Of course, his convict status and the fact that every other crewmember had the tried-and-tested ability to detonate his shackles and blow off his hands and feet on a whim might just trump the phoney-baloney “doctor’s orders” protocol. Strangely, though, this did nothing to help Sally sleep at night. It just meant that the image engraved on the insides of her eyelids when she woke up was of Glomulus Cratch sitting on the medical bay floor in the lotus position, bloody stumps held out serenely while he relieved people from duty to the sound of the groovy muz
ak of the month that he piped incessantly through the medical bay sound system.

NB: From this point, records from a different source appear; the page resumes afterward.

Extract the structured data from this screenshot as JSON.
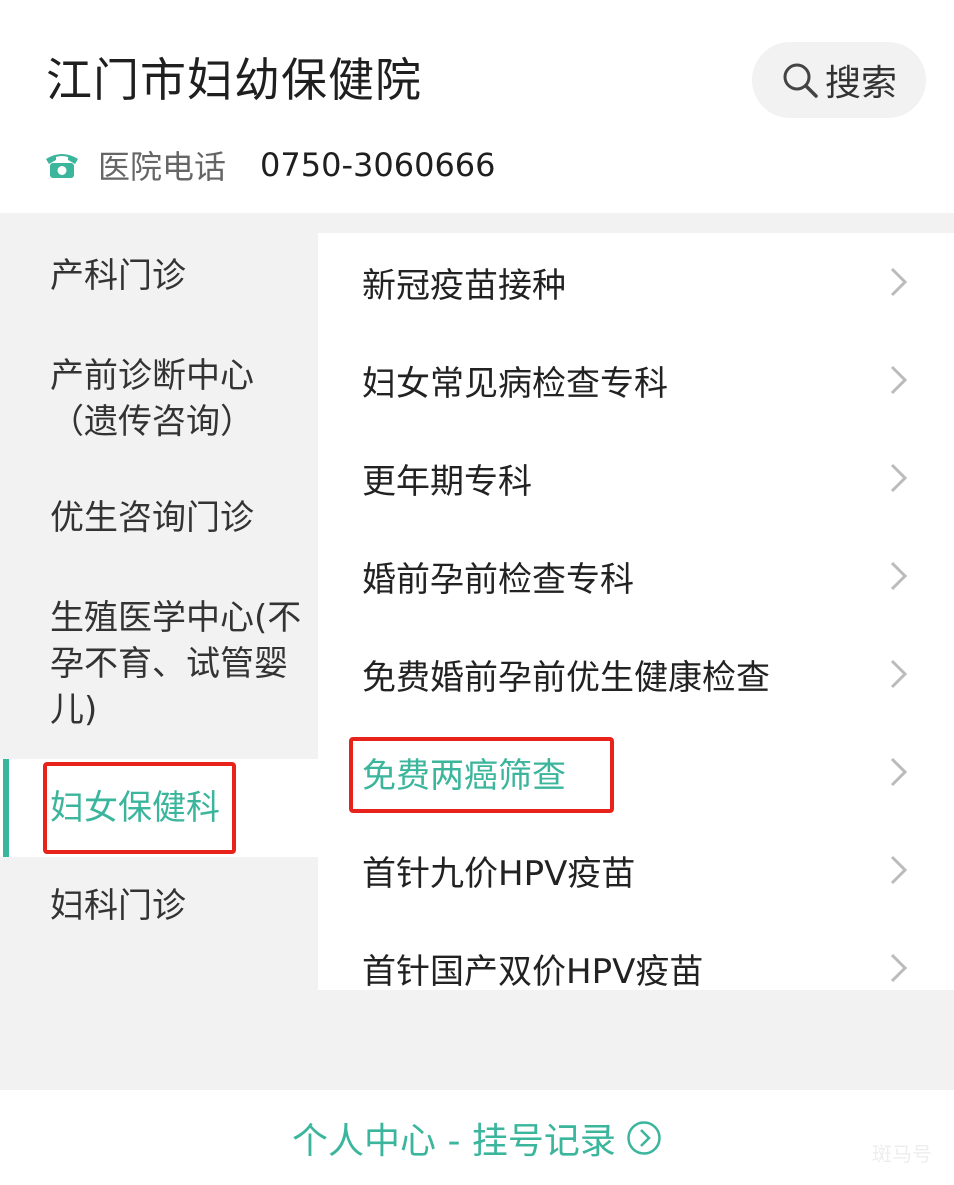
{
  "header": {
    "title": "江门市妇幼保健院",
    "search_label": "搜索",
    "phone_label": "医院电话",
    "phone_number": "0750-3060666"
  },
  "sidebar": {
    "items": [
      {
        "label": "产科门诊"
      },
      {
        "label_line1": "产前诊断中心",
        "label_line2": "（遗传咨询）"
      },
      {
        "label": "优生咨询门诊"
      },
      {
        "label_line1": "生殖医学中心(不",
        "label_line2": "孕不育、试管婴",
        "label_line3": "儿)"
      },
      {
        "label": "妇女保健科",
        "active": true
      },
      {
        "label": "妇科门诊"
      }
    ]
  },
  "content": {
    "items": [
      {
        "label": "新冠疫苗接种"
      },
      {
        "label": "妇女常见病检查专科"
      },
      {
        "label": "更年期专科"
      },
      {
        "label": "婚前孕前检查专科"
      },
      {
        "label": "免费婚前孕前优生健康检查"
      },
      {
        "label": "免费两癌筛查",
        "active": true
      },
      {
        "label": "首针九价HPV疫苗"
      },
      {
        "label": "首针国产双价HPV疫苗"
      }
    ]
  },
  "footer": {
    "link_label": "个人中心 - 挂号记录"
  },
  "watermark": "斑马号",
  "colors": {
    "accent": "#3bb59c",
    "highlight_box": "#e8231c",
    "sidebar_bg": "#f2f2f2"
  },
  "icons": [
    "search-icon",
    "phone-icon",
    "chevron-right-icon",
    "circle-chevron-right-icon"
  ]
}
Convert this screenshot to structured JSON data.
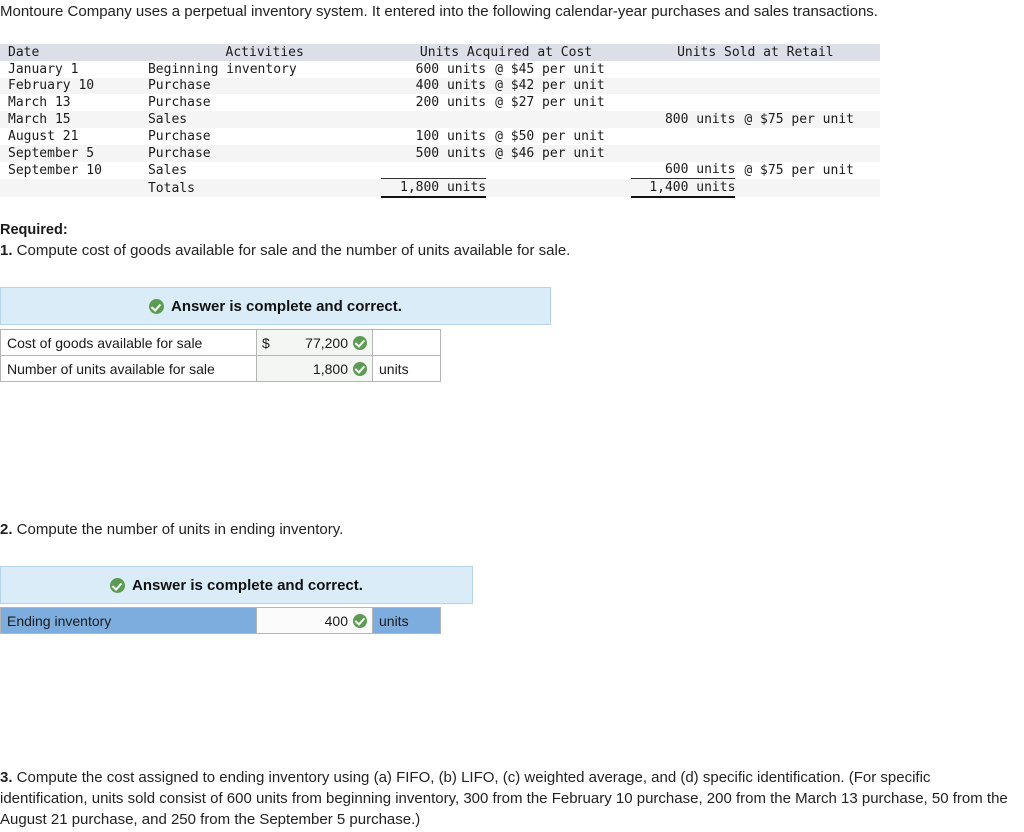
{
  "intro": "Montoure Company uses a perpetual inventory system. It entered into the following calendar-year purchases and sales transactions.",
  "txn_table": {
    "headers": {
      "date": "Date",
      "activities": "Activities",
      "acquired": "Units Acquired at Cost",
      "sold": "Units Sold at Retail"
    },
    "rows": [
      {
        "date": "January 1",
        "activity": "Beginning inventory",
        "acq_units": "600 units",
        "acq_price": "@ $45 per unit",
        "sold_units": "",
        "sold_price": ""
      },
      {
        "date": "February 10",
        "activity": "Purchase",
        "acq_units": "400 units",
        "acq_price": "@ $42 per unit",
        "sold_units": "",
        "sold_price": ""
      },
      {
        "date": "March 13",
        "activity": "Purchase",
        "acq_units": "200 units",
        "acq_price": "@ $27 per unit",
        "sold_units": "",
        "sold_price": ""
      },
      {
        "date": "March 15",
        "activity": "Sales",
        "acq_units": "",
        "acq_price": "",
        "sold_units": "800 units",
        "sold_price": "@ $75 per unit"
      },
      {
        "date": "August 21",
        "activity": "Purchase",
        "acq_units": "100 units",
        "acq_price": "@ $50 per unit",
        "sold_units": "",
        "sold_price": ""
      },
      {
        "date": "September 5",
        "activity": "Purchase",
        "acq_units": "500 units",
        "acq_price": "@ $46 per unit",
        "sold_units": "",
        "sold_price": ""
      },
      {
        "date": "September 10",
        "activity": "Sales",
        "acq_units": "",
        "acq_price": "",
        "sold_units": "600 units",
        "sold_price": "@ $75 per unit"
      }
    ],
    "totals": {
      "label": "Totals",
      "acquired": "1,800 units",
      "sold": "1,400 units"
    }
  },
  "required_heading": "Required:",
  "questions": {
    "q1_num": "1.",
    "q1_text": " Compute cost of goods available for sale and the number of units available for sale.",
    "q2_num": "2.",
    "q2_text": " Compute the number of units in ending inventory.",
    "q3_num": "3.",
    "q3_text": " Compute the cost assigned to ending inventory using (a) FIFO, (b) LIFO, (c) weighted average, and (d) specific identification. (For specific identification, units sold consist of 600 units from beginning inventory, 300 from the February 10 purchase, 200 from the March 13 purchase, 50 from the August 21 purchase, and 250 from the September 5 purchase.)"
  },
  "answer1": {
    "banner": "Answer is complete and correct.",
    "rows": [
      {
        "label": "Cost of goods available for sale",
        "currency": "$",
        "value": "77,200",
        "unit": ""
      },
      {
        "label": "Number of units available for sale",
        "currency": "",
        "value": "1,800",
        "unit": "units"
      }
    ]
  },
  "answer2": {
    "banner": "Answer is complete and correct.",
    "rows": [
      {
        "label": "Ending inventory",
        "currency": "",
        "value": "400",
        "unit": "units"
      }
    ]
  },
  "colors": {
    "banner_bg": "#d9ecf8",
    "banner_border": "#b6d4e8",
    "check_green": "#5c9c52",
    "table_header_bg": "#dcdfe8",
    "selected_blue": "#7cadde"
  }
}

So, her cup. That was basically what she had to show for her time with Greater Castermaine PD, but it was good enough. It was a solid pint, with an additional stimulant capsule dispenser built into the heavy handle. Even stockpiling the way Contro did with his toffees, she’d run out of stim several times, but fortunately she’d been able to stock up again on Standing Wave. The cup was shaped like an old-fashioned quantum concussion shell, and it had a swirled Xidh word etched onto its side. Sally didn’t know the Xidh alphabet well, but she was reliably informed the word was bosskra, which translated crudely as the end of the stick with the shit on. This was based on one of those parallel cultural legacies that Janya found endlessly fascinating, and Sally couldn’t see why the Greater Castermaine PD boys would have bothered to lie to her about what the cup said.
It didn’t matter anyway, because the cup held enough coffee – that was coffee, another thing she periodically had to ensure the ship didn’t run out of for the safety of everyone on board, because fuck zolo – to get her through the average day, with room left over to add enough stim to get her through an abnormal day, and – after a generous slurp – space to add a shot of 001100101 half-malt to get her through the other kinds of days.
Sally poured herself an almost-full cup from the percolator in the corner of her office, added three doses of sugar, then thumbed the handle twice to add stim pellets. She then squeezed the handle steadily to activate the kinetic whisk built into the bottom of the cup, stirring it as she crossed the room. She sat heavily in her deep, comfortable chair and sighed again.